As your one-rep max is simply the maximum amount of weight you can lift for a single repetition for a particular exercise, it’s an excellent way to determine whether or not you’re getting stronger. In other words, your one-rep max is a rough proxy for muscle growth and directly correlated with your strength.
The relationship between muscle gain and strength isn’t perfect and doesn’t work well for comparing progress between two different people, though. For example, just because one person has a higher bench press one-rep max than another doesn’t mean they’ll necessarily have a bigger chest, as other factors also influence muscle growth.
What you can count on, though, is that if your one-rep max is going up for a particular exercise, the muscles that are trained by that exercise are growing. If your old bench press 1RM was 155 pounds and your new one is 225—you can bet the farm that your chest, triceps, and shoulders are bigger, too.
Another benefit of knowing your 1RM is that it helps you program your workouts more effectively.
You see, if your goal is to gain muscle, the sweet spot for training intensity is about 1 to 3 reps shy of failure (the point at which you can’t complete another rep with good form). You don’t want to go to failure on most of your sets, as this interferes with your recovery and long-term progress. You also don’t want to train too far away from failure (say, 4+ reps from failure), as this kind of training isn’t as effective for building muscle.
Thus, you want most of your sets to be in this Goldilocks zone between 1 and 3 reps shy of failure.
One of the best ways to do this is to set your training weights according to a percentage of your 1RM.

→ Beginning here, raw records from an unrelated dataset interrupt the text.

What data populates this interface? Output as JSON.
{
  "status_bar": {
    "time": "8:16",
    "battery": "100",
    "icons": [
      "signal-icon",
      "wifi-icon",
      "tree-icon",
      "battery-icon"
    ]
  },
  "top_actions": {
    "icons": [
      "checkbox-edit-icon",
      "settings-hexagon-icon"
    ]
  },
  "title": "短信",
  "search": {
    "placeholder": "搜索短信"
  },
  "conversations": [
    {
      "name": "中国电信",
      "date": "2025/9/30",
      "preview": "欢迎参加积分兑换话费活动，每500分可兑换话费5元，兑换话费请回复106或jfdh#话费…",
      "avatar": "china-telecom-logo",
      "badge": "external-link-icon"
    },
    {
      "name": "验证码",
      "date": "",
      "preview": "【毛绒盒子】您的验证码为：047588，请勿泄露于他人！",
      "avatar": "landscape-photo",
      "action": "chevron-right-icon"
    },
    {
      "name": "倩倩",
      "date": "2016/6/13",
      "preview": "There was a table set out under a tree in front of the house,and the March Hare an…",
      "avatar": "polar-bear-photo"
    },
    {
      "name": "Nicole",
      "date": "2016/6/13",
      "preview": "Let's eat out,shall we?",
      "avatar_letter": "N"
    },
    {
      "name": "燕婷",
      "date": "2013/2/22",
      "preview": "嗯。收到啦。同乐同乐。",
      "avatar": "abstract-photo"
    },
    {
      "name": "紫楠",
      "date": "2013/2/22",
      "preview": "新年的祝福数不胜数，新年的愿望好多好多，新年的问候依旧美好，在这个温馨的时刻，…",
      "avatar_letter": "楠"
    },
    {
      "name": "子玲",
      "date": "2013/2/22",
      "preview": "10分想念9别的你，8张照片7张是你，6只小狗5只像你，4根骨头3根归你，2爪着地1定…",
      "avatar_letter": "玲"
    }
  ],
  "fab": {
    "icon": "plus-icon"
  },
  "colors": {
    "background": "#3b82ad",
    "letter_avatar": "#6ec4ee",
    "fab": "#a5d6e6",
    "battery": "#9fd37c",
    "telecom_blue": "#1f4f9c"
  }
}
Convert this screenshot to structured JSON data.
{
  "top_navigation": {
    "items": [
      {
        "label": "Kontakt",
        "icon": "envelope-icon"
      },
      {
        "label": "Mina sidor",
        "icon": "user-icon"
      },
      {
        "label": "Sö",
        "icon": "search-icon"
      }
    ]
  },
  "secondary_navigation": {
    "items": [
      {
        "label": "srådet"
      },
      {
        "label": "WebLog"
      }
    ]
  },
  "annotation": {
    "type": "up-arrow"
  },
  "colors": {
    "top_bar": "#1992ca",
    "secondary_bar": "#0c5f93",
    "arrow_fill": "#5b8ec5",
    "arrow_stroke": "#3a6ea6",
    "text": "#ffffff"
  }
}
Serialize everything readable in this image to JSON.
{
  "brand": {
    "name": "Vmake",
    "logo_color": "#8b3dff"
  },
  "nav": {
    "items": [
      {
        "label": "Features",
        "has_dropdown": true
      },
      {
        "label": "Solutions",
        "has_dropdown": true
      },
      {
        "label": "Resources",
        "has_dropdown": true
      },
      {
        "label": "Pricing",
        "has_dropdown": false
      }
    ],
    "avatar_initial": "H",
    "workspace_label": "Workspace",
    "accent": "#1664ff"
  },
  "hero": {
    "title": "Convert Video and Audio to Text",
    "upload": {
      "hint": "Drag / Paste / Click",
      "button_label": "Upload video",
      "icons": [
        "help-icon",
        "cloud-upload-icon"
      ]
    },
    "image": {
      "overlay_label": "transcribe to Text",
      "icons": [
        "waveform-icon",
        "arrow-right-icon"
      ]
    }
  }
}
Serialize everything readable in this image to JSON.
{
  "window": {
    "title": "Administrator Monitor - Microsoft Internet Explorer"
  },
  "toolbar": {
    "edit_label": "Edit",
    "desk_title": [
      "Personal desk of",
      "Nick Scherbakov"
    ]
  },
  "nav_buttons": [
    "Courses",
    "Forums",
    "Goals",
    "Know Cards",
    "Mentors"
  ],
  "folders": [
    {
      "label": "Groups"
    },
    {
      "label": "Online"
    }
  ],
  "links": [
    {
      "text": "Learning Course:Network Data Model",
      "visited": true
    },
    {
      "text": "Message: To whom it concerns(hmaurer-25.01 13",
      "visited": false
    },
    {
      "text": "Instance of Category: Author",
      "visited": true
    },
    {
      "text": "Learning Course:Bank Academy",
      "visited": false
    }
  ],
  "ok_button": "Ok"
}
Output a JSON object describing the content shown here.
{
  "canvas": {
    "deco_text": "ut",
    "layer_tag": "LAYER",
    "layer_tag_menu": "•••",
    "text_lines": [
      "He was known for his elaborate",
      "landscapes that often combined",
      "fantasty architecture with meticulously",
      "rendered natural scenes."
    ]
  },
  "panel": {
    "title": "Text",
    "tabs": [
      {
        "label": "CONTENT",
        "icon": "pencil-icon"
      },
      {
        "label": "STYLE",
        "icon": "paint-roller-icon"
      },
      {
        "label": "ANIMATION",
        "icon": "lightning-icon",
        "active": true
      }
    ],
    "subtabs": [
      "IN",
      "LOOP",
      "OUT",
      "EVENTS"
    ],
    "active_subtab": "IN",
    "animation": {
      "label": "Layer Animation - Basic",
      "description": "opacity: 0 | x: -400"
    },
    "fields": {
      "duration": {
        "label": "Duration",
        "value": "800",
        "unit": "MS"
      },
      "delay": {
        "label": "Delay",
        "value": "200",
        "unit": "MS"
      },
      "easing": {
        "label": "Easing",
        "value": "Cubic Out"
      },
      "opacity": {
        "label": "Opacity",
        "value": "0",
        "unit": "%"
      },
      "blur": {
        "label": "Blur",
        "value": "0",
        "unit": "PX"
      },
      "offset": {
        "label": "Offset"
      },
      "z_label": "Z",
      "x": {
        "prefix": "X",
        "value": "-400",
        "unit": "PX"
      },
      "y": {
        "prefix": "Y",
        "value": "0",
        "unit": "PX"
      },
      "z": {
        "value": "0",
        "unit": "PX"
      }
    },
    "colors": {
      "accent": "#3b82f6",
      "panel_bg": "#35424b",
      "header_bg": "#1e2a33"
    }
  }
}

For instance, most weightlifters can do about 6 reps with 85% of their 1RM before they reach failure. If you want to stay in the sweet spot I just described—1 to 3 reps shy of failure—you could subtract two reps from 6 (6 – 2 = 4) and shoot for this number of reps with 85% of your 1RM. This way, you know you’ll be about 2 reps shy of failure at the end of your set.
The only 100%-accurate way to know how much weight you can lift for a single rep is to actually do it, but that comes at a cost.
A true one-rep max attempt is time-consuming, risky, and exhausting for several reasons:
- To test your true max, you first need to train with lighter weights and lower volumes for several days to a week beforehand to make sure you’re rested. (This is referred to as deloading).
- You then have to push yourself very close to failure, which is where your technique is most likely to break down and precipitate an injury.
- Finally, a true one-rep max test is going to leave you feeling drained for at least a few days, during which you’ll need to use lighter weights or lower volumes.
All in all, preparing for and recovering from a true, balls-to-the-wall one-rep max test entails a significant interruption in your normal training routine. Thus, it’s not only unnecessary but also unwise to test your one-rep max too often.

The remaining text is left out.